Deploy Camunda 7 in Google Cloud Run
In order to deploy this Camunda 7 git project you need the following command: gcloud run deploy --source .
In case gcloud is not connected to your local workspace, yet, it will prompt you the commands to do so.
Configure Camunda 7 environment
When configuring the cloud run environment the following setting are sufficient for demo purposes:
- 1 GB of memory
- 2 CPU
Maximum number of instances
As long as you run on the internal H2 database, make sure your maximum number of instances is equal to 1. Otherwise Cloud Run will start several independent instances with each their own individual database.
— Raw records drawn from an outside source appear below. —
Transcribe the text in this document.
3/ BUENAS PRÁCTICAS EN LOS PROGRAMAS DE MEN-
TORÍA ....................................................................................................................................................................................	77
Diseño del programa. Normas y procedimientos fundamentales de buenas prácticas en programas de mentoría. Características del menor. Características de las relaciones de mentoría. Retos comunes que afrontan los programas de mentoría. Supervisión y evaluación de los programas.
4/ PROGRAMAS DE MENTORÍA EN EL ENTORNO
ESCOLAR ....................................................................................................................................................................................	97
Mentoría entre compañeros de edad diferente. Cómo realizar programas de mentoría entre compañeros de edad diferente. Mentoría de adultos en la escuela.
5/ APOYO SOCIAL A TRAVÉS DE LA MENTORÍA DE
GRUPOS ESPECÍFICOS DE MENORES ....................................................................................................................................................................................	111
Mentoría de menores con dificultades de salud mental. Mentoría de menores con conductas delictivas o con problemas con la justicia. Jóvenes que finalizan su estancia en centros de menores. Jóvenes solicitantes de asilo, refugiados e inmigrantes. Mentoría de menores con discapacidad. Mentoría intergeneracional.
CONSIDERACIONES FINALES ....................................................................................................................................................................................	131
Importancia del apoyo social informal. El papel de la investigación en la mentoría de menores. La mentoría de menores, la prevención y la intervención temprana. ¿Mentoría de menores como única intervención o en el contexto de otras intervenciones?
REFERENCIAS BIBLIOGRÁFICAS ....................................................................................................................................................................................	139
Like that, you process model would randomly end up in one instance, while your external task worker tries to acquire a topic from another instance unaware of the process.
Minimum Number of instances
For cost efficiency, I would allow a minimum of 0, so the instance is automatically shutdown in idle time. As long as you do not have jobs (cleanup jobs, timer events etc.), this setting should save you some budget without messing with the automation experience. If you do have jobs in Camunda scheduled, they might not trigger due to optimized downtimes of the container.
Admin Account
Check configuration/default.yml
for configuration, esspecially setting up admin password. By default admin user/password is demo/demo
but you may override the properties by providing environment variables:
ADMIN_USERNAME
ADMIN_PASSWORD
Security Advise: Provide the password and username as secret. GCP has a secret store, which will make secrets available as environment variable in Cloud Run.